Forum highlights importance of gender equality, sustainability


Dr Shaikha Rana Bint Isa Al Khalifa, Bahrain Higher Eduction Council secretary general, speaks during the event.

Mariecar Jara-Puyod, Senior Reporter

Constant assistance to girls and women with their latent talents and capabilities shall lead to peace and security, according to an Israel delegation.

The delegation, consisting of United Nations (UN) University for Peace (UPEACE) Permanent observer Ambassador David Fernandez Puyana, “Chutzpah: Why is Israel a Hub of Innovation and Entrepreneurship” author Inbal Arieli, Weizmann Institute of Science-Diversity and Inclusion Office head Dr Meytal Eran Jona, and Israel National Cyber Directorate-Skills & Growth Centre director Orit Tatarsky, was led by Israel Ministry of Foreign Affairs (MFA)-Women/Peace/Security special envoy Ambassador Aviva Raz Schechter.

Schechter, the first diplomat given the portfolio for the implementation of the UN Security Council Resolution 1325 on WPS by the MFA, chaired the “Women, Peace and Security (WPS) Forum” hosted by the Israel Pavilion at Expo2020 Dubai, recently.

The delegation shared with Gulf Today their nation’s experience for prioritising among other challenges, women empowerment and their contributions.

The forum was “co-sponsored” and participated in by UPEACE through Puyana, as well as Sweden and Canada, through Swedish Ambassador for Gender Equality & Coordinator of the Feminist Foreign Policy Sofia Calltorp and through Canadian Ambassador for Women, Peace & Security Jacqueline O’ Neill respectively. It was to advance the UN Sustainable Development Goal Number 5-Gender Equality-also a component of the UN 2030 Agenda based on the principle that “gender equality is not only a fundamental basic right but a necessary foundation for a peaceful, prosperous and sustainable world.” “It was an outcome of the diplomatic exchange and the common goals we share. The events here (at Expo 2020 Dubai) are a good example of the role of diplomacy in promoting gender equality, gender mainstreaming and foreign policy objectives,” said Schechter.

UPEACE, according to Puyana, was “created” through the UN General Assembly 35/55. It has so far produced 2,000 alumni from 120 UN member-states; educated and trained by way of post-graduate courses “to explore and formulate strategies and practices in various contexts to address the multiple problems affecting human and global well-being for peacekeeping and peace-building.”

On women diplomats and their substantial influences in the forging and furtherance among the so-called Community of Nations, she cited how Tel Aviv had given credence to this space and so her role in the realm of WPS: “On behalf of Israel’s (MFA), I am leading the formulation of the National Action Plan with the Gender Equality Authority and an inter-governmental team of experts. I participate in an international forum of special ambassadors and envoys for WPS. We are all learning from the experiences of other countries while sharing best practices.”

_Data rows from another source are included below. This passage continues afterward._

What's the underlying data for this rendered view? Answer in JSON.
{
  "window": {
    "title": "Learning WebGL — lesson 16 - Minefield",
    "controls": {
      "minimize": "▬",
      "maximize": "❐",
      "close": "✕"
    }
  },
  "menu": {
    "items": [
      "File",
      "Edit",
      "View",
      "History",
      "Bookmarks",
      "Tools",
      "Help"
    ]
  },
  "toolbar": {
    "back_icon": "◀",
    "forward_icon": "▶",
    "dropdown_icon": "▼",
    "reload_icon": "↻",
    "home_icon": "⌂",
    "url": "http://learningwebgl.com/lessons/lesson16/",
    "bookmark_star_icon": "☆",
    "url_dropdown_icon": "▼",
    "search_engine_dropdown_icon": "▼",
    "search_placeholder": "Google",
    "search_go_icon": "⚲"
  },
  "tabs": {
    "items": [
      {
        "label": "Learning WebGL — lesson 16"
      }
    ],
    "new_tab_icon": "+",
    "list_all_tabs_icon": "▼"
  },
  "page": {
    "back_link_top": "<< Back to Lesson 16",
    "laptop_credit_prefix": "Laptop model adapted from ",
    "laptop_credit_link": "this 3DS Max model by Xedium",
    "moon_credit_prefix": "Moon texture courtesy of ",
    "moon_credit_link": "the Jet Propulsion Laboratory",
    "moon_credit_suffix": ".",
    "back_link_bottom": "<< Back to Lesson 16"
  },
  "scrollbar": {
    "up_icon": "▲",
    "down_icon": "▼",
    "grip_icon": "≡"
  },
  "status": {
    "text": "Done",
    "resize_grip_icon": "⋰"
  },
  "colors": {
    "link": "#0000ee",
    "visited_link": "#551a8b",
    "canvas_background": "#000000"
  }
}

Schechter was happy to note the increasing number of Israeli women diplomats, tasked to be in-charge of higher positions from the levels of directorship to being heads of diplomatic and consular missions: “We also see growing numbers of young women joining the MFA through the Cadet’s Course, the training course for young people to join the ministry. There is already a positive change in the number of women around the decision-making table, though we need to do more to achieve the goals that we are setting in the immediate and long-term.”

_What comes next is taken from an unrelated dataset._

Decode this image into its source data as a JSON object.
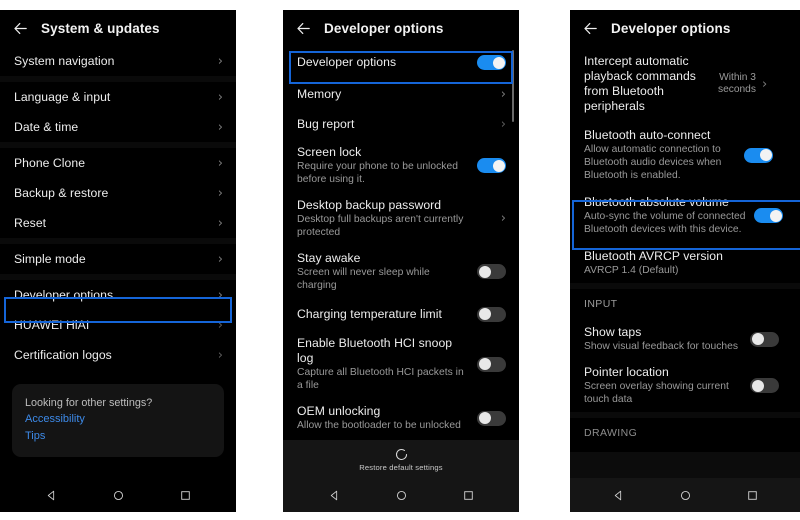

With regard to the fundamental role of public and private organisations, Tatarsky mentioned of “comprehensive, multi-annual and extra-curricular programmes” of the Israel National Cyber Directorate for girls between the ages of 11 and 18, when they muster in for military service: “These provide them with cyber and technological know-how, while at the same time empowering them, reinforcing their self-efficacy, and offering them gender-oriented support system. The programme tackles specific gender barriers and common misconceptions, while working in a multi-faceted way with parents, teachers and local authorities (to prepare them for well-meaning service at the Israel Defence Force and national service).”

 “Giving the spotlight and stage for women innovators, researchers, executives and investors in healthcare, financial tech, cyber security, and space tech among others, is an effective way of directly influencing the younger generations of men and women,” said Arieli, armed with a background on military service. She referred to the initiatives she had formulated and carried out in the 20-year-old Israeli tech industry, when asked regarding in-roads made by girls and women in Science, Technology and Innovation (STI).

To illustrate how women, when assisted and encouraged, become trailblazers, Jona gave as an example the landmark recognition of Weizmann Institute of Science Prof. Ada Yonath, the first Middle Eastern woman to win a Nobel Prize for her “pioneering work on the structure and functions of ribosomes.”